Kepala Kejari Gowa, Muhammad Ihsan, mengungkapkan penetapan tersangka dilakukan setelah pihaknya menerima hasil audit kerugian negara dari pihak berwenang.
“Ada tiga orang yang kami tetapkan sebagai tersangka. Mereka adalah direktur aktif, mantan direktur, dan pengelola JKN,” ujar Ihsan kepada wartawan, Senin (9/9/2025).
Ia menjelaskan bahwa proses penetapan tersangka baru dapat dilakukan lantaran Kejari Gowa baru menerima hasil perhitungan kerugian negara beberapa hari lalu.
“Kami baru menerima laporan hasil perhitungan kerugian negara sekitar empat hari yang lalu. Setelah itu, barulah kami umumkan status tersangka,” jelasnya kepada wartawan.

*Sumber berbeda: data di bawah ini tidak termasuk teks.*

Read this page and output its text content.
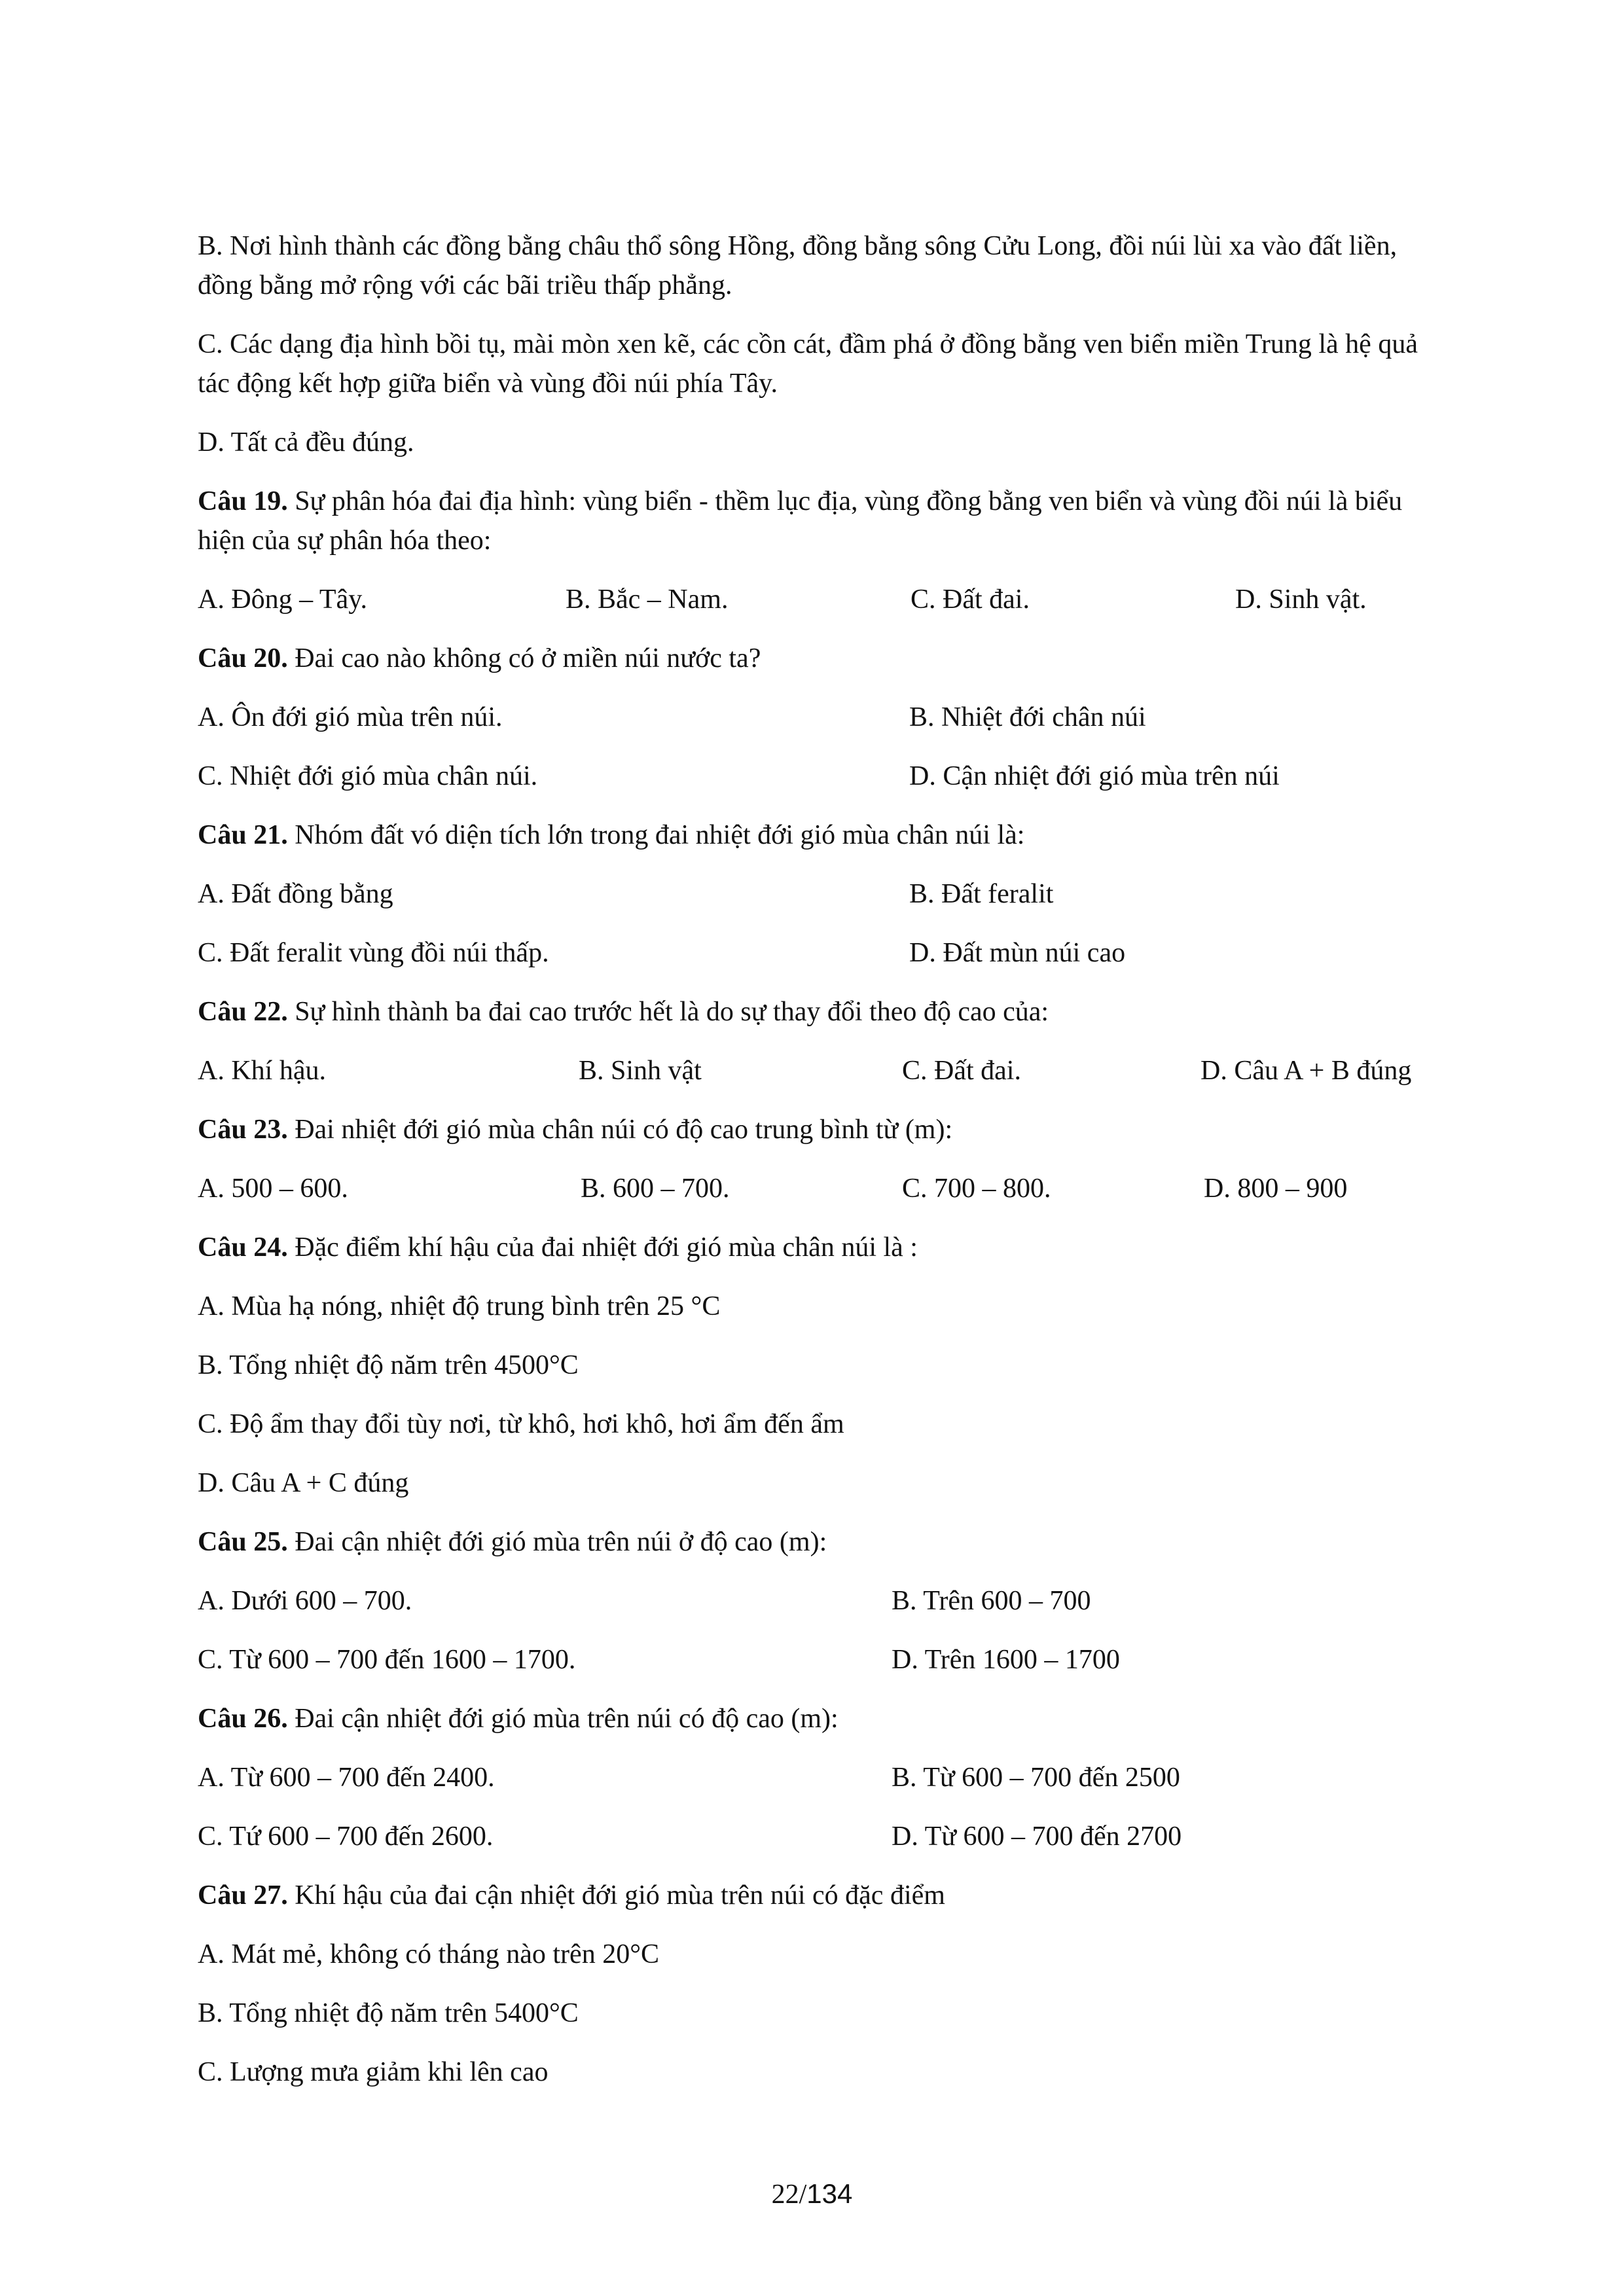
B. Nơi hình thành các đồng bằng châu thổ sông Hồng, đồng bằng sông Cửu Long, đồi núi lùi xa vào đất liền, đồng bằng mở rộng với các bãi triều thấp phẳng.

C. Các dạng địa hình bồi tụ, mài mòn xen kẽ, các cồn cát, đầm phá ở đồng bằng ven biển miền Trung là hệ quả tác động kết hợp giữa biển và vùng đồi núi phía Tây.

D. Tất cả đều đúng.

Câu 19. Sự phân hóa đai địa hình: vùng biển - thềm lục địa, vùng đồng bằng ven biển và vùng đồi núi là biểu hiện của sự phân hóa theo:

A. Đông – Tây.	B. Bắc – Nam.	C. Đất đai.	D. Sinh vật.

Câu 20. Đai cao nào không có ở miền núi nước ta?

A. Ôn đới gió mùa trên núi.	B. Nhiệt đới chân núi
C. Nhiệt đới gió mùa chân núi.	D. Cận nhiệt đới gió mùa trên núi

Câu 21. Nhóm đất vó diện tích lớn trong đai nhiệt đới gió mùa chân núi là:

A. Đất đồng bằng	B. Đất feralit
C. Đất feralit vùng đồi núi thấp.	D. Đất mùn núi cao

Câu 22. Sự hình thành ba đai cao trước hết là do sự thay đổi theo độ cao của:

A. Khí hậu.	B. Sinh vật	C. Đất đai.	D. Câu A + B đúng

Câu 23. Đai nhiệt đới gió mùa chân núi có độ cao trung bình từ (m):

A. 500 – 600.	B. 600 – 700.	C. 700 – 800.	D. 800 – 900

Câu 24. Đặc điểm khí hậu của đai nhiệt đới gió mùa chân núi là :

A. Mùa hạ nóng, nhiệt độ trung bình trên 25 °C

B. Tổng nhiệt độ năm trên 4500°C

C. Độ ẩm thay đổi tùy nơi, từ khô, hơi khô, hơi ẩm đến ẩm

D. Câu A + C đúng

Câu 25. Đai cận nhiệt đới gió mùa trên núi ở độ cao (m):

A. Dưới 600 – 700.	B. Trên 600 – 700
C. Từ 600 – 700 đến 1600 – 1700.	D. Trên 1600 – 1700

Câu 26. Đai cận nhiệt đới gió mùa trên núi có độ cao (m):

A. Từ 600 – 700 đến 2400.	B. Từ 600 – 700 đến 2500
C. Tứ 600 – 700 đến 2600.	D. Từ 600 – 700 đến 2700

Câu 27. Khí hậu của đai cận nhiệt đới gió mùa trên núi có đặc điểm

A. Mát mẻ, không có tháng nào trên 20°C

B. Tổng nhiệt độ năm trên 5400°C

C. Lượng mưa giảm khi lên cao

22/134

Kasus dugaan korupsi dana JKN ini telah bergulir sejak 2023. Sebelumnya, pada September 2023, Tim Pidana Khusus (Pidsus) Kejari Gowa sempat melakukan penggeledahan di RSUD Syekh Yusuf, Sungguminasa. Penggeledahan itu berdasarkan Surat Perintah Penggeledahan Nomor: Print-03/P.4.13/Fd.1/09/2023 tertanggal 18 September 2023.
Dalam penggeledahan tersebut, penyidik menyita sejumlah dokumen penting terkait penggunaan dana JKN periode 2018–2023. Selain itu, turut diamankan dokumen pelaksanaan anggaran (DPA) 2018–2023, dua unit CPU komputer, satu unit laptop, enam buku rekening, serta empat buku catatan lainnya yang berkaitan dengan aliran dana.
Dengan penetapan tiga tersangka ini, Kejari Gowa memastikan proses hukum kasus dugaan korupsi dana JKN di RSUD Syekh Yusuf akan terus berlanjut hingga tahap persidangan.